BP facing multimillion-dollar legal claim from British pension fund
As it struggles with a major leak in the Gulf of Mexico, the oil company is accused of deliberate recklessness over a spill on Alaska
The Gulf of Mexico oil spill, which could see BP face hundreds of lawsuits, is giving new impetus to a highly damaging legal case stemming from a previous environmental disaster in Alaska.
A UK pension fund alleges that it lost money because of falls in the BP share price after a pipeline leak in the Prudhoe Bay field four years ago. Lawyers for the fund say the latest spill is providing further ammunition for its case.
"It is too soon to tell exactly what went wrong in the gulf, but what is clear is that they [the accidents] both reflect a corporate culture and series of operating procedures that need to be reformed," said Thomas Dubbs, a partner at New York law firm Labaton Sucharow, which is handling the case against BP for the Lothian pension fund, claiming tens of millions of dollars. The fund, an investor in BP, looks after the retirement benefits of 67,000 workers employed by councils in Edinburgh and the Midlothian area, and also by the local bus company.

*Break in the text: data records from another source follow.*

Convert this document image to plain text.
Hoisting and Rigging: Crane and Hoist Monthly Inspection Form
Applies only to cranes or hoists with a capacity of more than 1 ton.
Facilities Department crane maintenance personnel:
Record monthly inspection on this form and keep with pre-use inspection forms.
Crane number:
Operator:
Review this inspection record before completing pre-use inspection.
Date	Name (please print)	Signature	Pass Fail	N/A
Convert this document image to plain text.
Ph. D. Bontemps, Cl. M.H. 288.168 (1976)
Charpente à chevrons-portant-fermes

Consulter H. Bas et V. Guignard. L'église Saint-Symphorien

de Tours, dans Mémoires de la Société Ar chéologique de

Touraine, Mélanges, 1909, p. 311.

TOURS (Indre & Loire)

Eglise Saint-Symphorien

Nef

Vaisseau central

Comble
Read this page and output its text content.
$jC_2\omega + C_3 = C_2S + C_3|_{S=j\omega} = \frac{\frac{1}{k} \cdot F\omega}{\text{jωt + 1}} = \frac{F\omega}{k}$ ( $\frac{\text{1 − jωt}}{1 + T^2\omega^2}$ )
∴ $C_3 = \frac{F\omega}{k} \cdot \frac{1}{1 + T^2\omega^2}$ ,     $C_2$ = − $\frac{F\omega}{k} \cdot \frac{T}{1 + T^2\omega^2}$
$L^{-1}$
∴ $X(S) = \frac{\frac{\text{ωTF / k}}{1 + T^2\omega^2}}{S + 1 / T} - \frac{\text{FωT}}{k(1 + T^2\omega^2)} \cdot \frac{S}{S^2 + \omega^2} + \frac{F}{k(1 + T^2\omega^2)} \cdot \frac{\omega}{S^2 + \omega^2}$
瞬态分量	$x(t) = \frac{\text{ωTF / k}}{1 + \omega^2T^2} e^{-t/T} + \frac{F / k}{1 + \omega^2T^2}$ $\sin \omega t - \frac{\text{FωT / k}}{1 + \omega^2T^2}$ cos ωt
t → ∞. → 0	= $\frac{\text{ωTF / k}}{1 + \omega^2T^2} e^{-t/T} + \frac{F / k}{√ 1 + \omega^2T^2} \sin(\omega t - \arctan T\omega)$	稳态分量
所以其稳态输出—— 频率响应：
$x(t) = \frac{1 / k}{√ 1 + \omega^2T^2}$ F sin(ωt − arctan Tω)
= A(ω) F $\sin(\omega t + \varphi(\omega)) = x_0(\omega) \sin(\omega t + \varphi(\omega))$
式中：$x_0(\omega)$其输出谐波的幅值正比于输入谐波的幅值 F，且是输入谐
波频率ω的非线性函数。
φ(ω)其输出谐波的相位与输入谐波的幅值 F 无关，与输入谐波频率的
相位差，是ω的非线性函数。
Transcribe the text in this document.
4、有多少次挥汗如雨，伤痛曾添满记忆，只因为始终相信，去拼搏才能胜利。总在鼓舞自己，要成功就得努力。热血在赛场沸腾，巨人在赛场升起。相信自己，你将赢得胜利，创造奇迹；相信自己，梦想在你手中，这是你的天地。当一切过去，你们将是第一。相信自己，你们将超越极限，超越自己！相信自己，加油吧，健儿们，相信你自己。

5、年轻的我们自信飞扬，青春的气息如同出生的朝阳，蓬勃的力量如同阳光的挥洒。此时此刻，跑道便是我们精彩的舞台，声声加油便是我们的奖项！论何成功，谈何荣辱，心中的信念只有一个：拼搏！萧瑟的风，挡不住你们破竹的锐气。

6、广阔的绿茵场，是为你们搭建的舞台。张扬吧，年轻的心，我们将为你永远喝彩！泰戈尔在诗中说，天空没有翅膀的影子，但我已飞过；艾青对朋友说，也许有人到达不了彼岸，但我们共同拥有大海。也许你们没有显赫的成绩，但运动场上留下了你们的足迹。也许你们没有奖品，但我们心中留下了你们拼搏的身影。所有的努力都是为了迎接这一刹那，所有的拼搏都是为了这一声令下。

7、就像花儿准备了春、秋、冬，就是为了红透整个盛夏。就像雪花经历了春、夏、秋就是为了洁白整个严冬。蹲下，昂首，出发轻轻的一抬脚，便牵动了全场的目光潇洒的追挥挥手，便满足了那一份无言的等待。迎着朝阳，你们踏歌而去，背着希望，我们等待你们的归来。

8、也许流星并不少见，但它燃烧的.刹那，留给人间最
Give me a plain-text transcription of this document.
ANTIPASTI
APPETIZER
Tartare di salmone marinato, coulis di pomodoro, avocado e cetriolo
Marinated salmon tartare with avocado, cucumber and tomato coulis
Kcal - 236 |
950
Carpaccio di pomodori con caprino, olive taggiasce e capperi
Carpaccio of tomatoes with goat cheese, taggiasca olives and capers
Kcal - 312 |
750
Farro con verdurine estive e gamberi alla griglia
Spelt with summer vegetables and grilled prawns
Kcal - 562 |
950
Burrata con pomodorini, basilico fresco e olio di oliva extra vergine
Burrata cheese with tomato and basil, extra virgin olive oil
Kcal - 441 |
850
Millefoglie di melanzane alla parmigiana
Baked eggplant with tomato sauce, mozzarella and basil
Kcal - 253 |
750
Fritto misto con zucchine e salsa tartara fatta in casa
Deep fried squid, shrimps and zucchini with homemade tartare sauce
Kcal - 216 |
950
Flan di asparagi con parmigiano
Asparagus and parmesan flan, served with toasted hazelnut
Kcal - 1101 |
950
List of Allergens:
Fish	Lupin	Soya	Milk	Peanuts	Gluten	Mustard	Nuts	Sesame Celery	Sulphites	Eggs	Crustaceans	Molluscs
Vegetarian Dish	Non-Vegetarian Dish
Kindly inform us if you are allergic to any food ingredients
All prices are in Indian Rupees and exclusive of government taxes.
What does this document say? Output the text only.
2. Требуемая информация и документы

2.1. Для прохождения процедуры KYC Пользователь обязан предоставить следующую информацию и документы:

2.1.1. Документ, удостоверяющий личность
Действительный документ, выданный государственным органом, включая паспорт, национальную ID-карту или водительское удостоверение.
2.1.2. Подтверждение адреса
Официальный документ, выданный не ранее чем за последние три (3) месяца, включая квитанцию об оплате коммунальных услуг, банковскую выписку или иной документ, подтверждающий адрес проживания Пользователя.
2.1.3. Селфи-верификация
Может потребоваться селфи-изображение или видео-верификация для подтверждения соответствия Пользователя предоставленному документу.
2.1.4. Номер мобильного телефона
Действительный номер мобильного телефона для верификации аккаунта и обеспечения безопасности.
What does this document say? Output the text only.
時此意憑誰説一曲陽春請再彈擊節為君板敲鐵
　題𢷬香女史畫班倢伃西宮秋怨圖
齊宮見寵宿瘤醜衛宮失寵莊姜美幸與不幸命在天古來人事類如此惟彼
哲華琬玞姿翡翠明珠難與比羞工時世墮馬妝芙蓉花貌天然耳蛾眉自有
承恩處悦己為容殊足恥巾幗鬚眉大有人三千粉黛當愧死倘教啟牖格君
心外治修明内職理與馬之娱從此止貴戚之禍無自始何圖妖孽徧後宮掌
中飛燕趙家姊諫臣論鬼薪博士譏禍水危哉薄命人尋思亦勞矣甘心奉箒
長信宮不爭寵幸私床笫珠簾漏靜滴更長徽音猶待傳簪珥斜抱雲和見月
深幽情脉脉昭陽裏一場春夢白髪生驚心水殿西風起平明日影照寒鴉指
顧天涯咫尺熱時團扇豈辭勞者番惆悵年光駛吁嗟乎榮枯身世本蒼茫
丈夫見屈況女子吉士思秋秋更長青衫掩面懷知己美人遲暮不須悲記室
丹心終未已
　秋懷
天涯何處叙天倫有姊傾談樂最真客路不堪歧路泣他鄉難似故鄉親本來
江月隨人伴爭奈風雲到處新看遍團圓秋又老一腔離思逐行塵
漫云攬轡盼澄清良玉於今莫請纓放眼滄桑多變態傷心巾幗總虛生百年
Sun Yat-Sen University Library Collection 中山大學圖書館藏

The pension providers are taking the company to court for the stock market losses attached to pipeline fractures that resulted in 200,000 gallons of oil being spilled and the Prudhoe Bay field being temporarily shut down. Accidents in March and August 2006 knocked billions off the BP share price, and Lothian is arguing that its funds have paid the price for management ineptitude.
The Lothian case could open the way for similar challenges and do further damage to BP's reputation, which was also hurt by the Texas City refinery fire in the US in 2005, when 15 workers died. The company is being battered anew by the Gulf of Mexico disaster, which has wiped $30bn off the share price.
Investigations by Congress and US federal authorities into the Alaskan spills showed, say the plaintiffs, "that BP knowingly, or with deliberate recklessness, failed to properly maintain, operate, inspect and monitor its pipelines at Prudhoe Bay".
They go on: "BP had received repeated warnings from multiple sources and knew that its pipelines were severely corroded, repeatedly cut corrosion-inhibiting maintenance in order to reduce costs and improve profits, and failed for more than 14 years to inspect the inside of the pipelines with an in-line inspection tool that would have precisely identified the level and location of the corrosion."
The Prudhoe Bay case comes as the oil company and the rig operator in the Gulf of Mexico, Transocean, are reported to be facing 130 lawsuits filed by fishermen, property owners and tourism businesses claiming damages from the oil coming ashore after the explosion.
The Lothian action, brought against BP's former group chief executive Lord Browne and BP America boss Robert Malone, claims that the company knew of the corrosion problems at the highest level. The Lothian lawyers say that, as far back as May 2004, the chairman of the environmental committee of BP's board of directors, Walter Massey, received a letter predicting a "major catastrophic event" and warning that cost-cutting had caused "serious corrosion of flow lines and systems".